Anything else is a statist power grab.
It still boggles my mind how the Steam Market is allowed to exist. Valve is practically printing money. I think the only tax on it is sales tax to the state of Washington. Still, every game that offers something on there, they're effectively creating a new unregulated market asking money for a digital product that has a real, one time value, of no more than $1000 (time to create the asset). Then they give away 1000s of them randomly and (here's the trouble spot): allow people to trade them for money. This effectively makes them securities (like stocks) but they're not being regulated as such . Valve needs to declare the tangible worth of the good and it can never be exceeded.
And it doesn't stop there either: music, movies, games, everything that is strictly digital. It can be copied ad infinitum but it still needs a declared value. Why is this important? It goes straight into piracy. If someone has a copy of something they're not supposed to, that's how much money was "stolen." Declaring a value of a digital good then becomes a two sided coin: If they declare the value of something too high and they sue a pirate asking for 1000 times that much, the judge will ask what are they smoking. If they declare the value too low and someone is selling the product for less than that, the publisher can use that in court against the seller because they're technically selling at a loss, therefore, the item must be stolen or second hand (these are not-transferrable by nature).
Problem is, there's only two parties involved here: 1) lawmakers that don't understand it enough to regulate it and 2) the game publishers profiting hugely from it. I don't see a path to a good, permanent solution for everyone.
It's good they're cracking down on loot crates because it turns the above problem into gambling. It needs to be labeled as such. But to get at the heart of the problem.......not going to happen any time soon.
your failing to understand the value of intellectual property and the value of a service. Something doesn't need to have a physical value to have value.
Paintings, cards, bitcoin, historical items, and so on all have a value put on to them via market demand. Why has no one made a second steam and replicated it. They have....Why does it not have the same value you? market barriers, market share, demand, and more are several but not all inclusive reasons for such a thing.
Actually no. DLC is a fantastic thing if done right. DLC if used like expansion packs of old (Simcity 4 Rush Hour, C&C Generals Zero Hour, GTA IV EFLC, etc...) is fantastic and a nice way to make a game great and to enlarge the current universe of a game...
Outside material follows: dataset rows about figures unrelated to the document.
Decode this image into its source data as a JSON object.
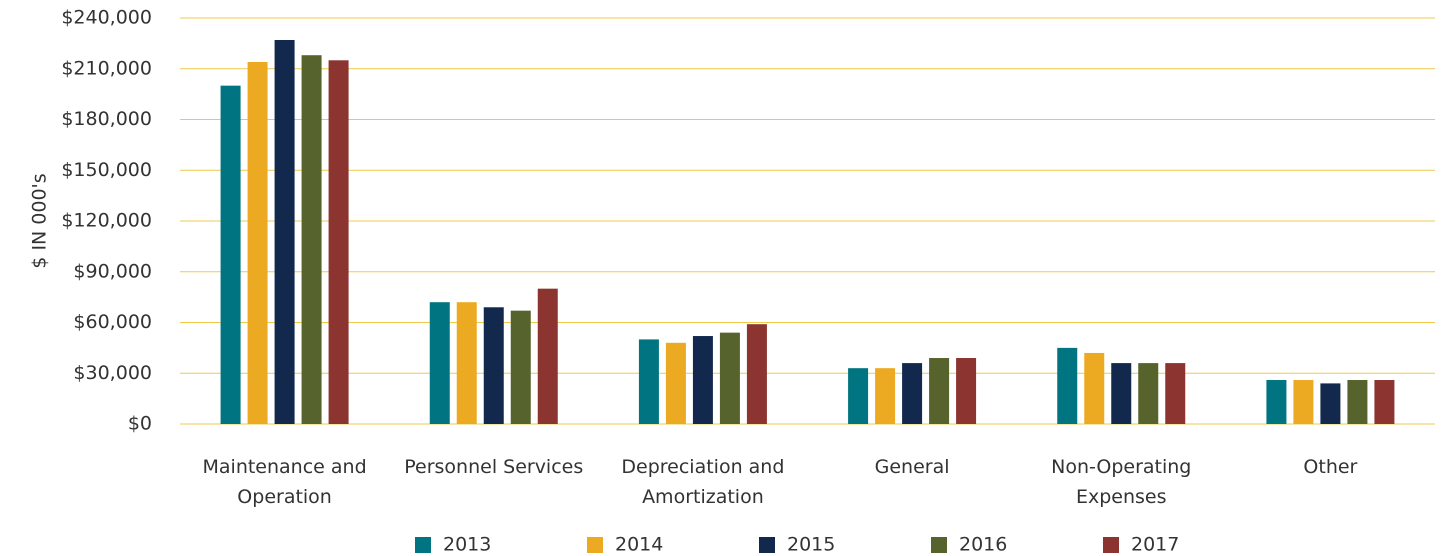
{
  "chart_data": {
    "type": "bar",
    "ylabel": "$ IN 000's",
    "categories": [
      "Maintenance and Operation",
      "Personnel Services",
      "Depreciation and Amortization",
      "General",
      "Non-Operating Expenses",
      "Other"
    ],
    "series": [
      {
        "name": "2013",
        "color": "#007480",
        "values": [
          200000,
          72000,
          50000,
          33000,
          45000,
          26000
        ]
      },
      {
        "name": "2014",
        "color": "#ecaa22",
        "values": [
          214000,
          72000,
          48000,
          33000,
          42000,
          26000
        ]
      },
      {
        "name": "2015",
        "color": "#12294d",
        "values": [
          227000,
          69000,
          52000,
          36000,
          36000,
          24000
        ]
      },
      {
        "name": "2016",
        "color": "#56632c",
        "values": [
          218000,
          67000,
          54000,
          39000,
          36000,
          26000
        ]
      },
      {
        "name": "2017",
        "color": "#8b3430",
        "values": [
          215000,
          80000,
          59000,
          39000,
          36000,
          26000
        ]
      }
    ],
    "ylim": [
      0,
      240000
    ],
    "yticks": [
      {
        "value": 0,
        "label": "$0"
      },
      {
        "value": 30000,
        "label": "$30,000"
      },
      {
        "value": 60000,
        "label": "$60,000"
      },
      {
        "value": 90000,
        "label": "$90,000"
      },
      {
        "value": 120000,
        "label": "$120,000"
      },
      {
        "value": 150000,
        "label": "$150,000"
      },
      {
        "value": 180000,
        "label": "$180,000"
      },
      {
        "value": 210000,
        "label": "$210,000"
      },
      {
        "value": 240000,
        "label": "$240,000"
      }
    ],
    "grid": true,
    "legend": "bottom"
  }
}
Saints Row are games that due DLC right. You have a solid game without DLC and you can add more content for a fairly low price too. If you wait for sales like cheap/poor people. You can get all DLC and base game for 5-10 bucks after everyone elses buys.
This is what you call price skimming and i have been harping about how game industry needs to realize that price skimming is their friend! In the last 5-7 years price skimming has because a common practice and gets companies much much more money especially from people like me.
I bought like 10 games over 15 years because old games...HL was still going for what 35 bucks 5-8 years after release? Granted it was the only gmae that could pull that off but its why i never bought many games and spent maybe 500 dollars over 15 years of gaming.
now in the world of steam. I pay hardly nothing for games for 2 reasons:
1.) DRM (GOG excluded)
2.) price skimming
first reason is why i'll never pay full price for a game with a select few exceptions (like 2 games)
2nd reason is why I have a 1200 game steam account with games in origin and GOG.
I have spent like 2 or 3 grand over the years but they would have never gotten me to spend that much if it wasn't for price skimming. For 50 bucks...sure..I'll buy 20 Star Wars games from my childhood that you would never get me to pay more than 5 dollars for but 1 or 2 of my must haves. But since they used bulk selling and price skimming they got 50 dollars from me when before at best they would get 0-10 dollars.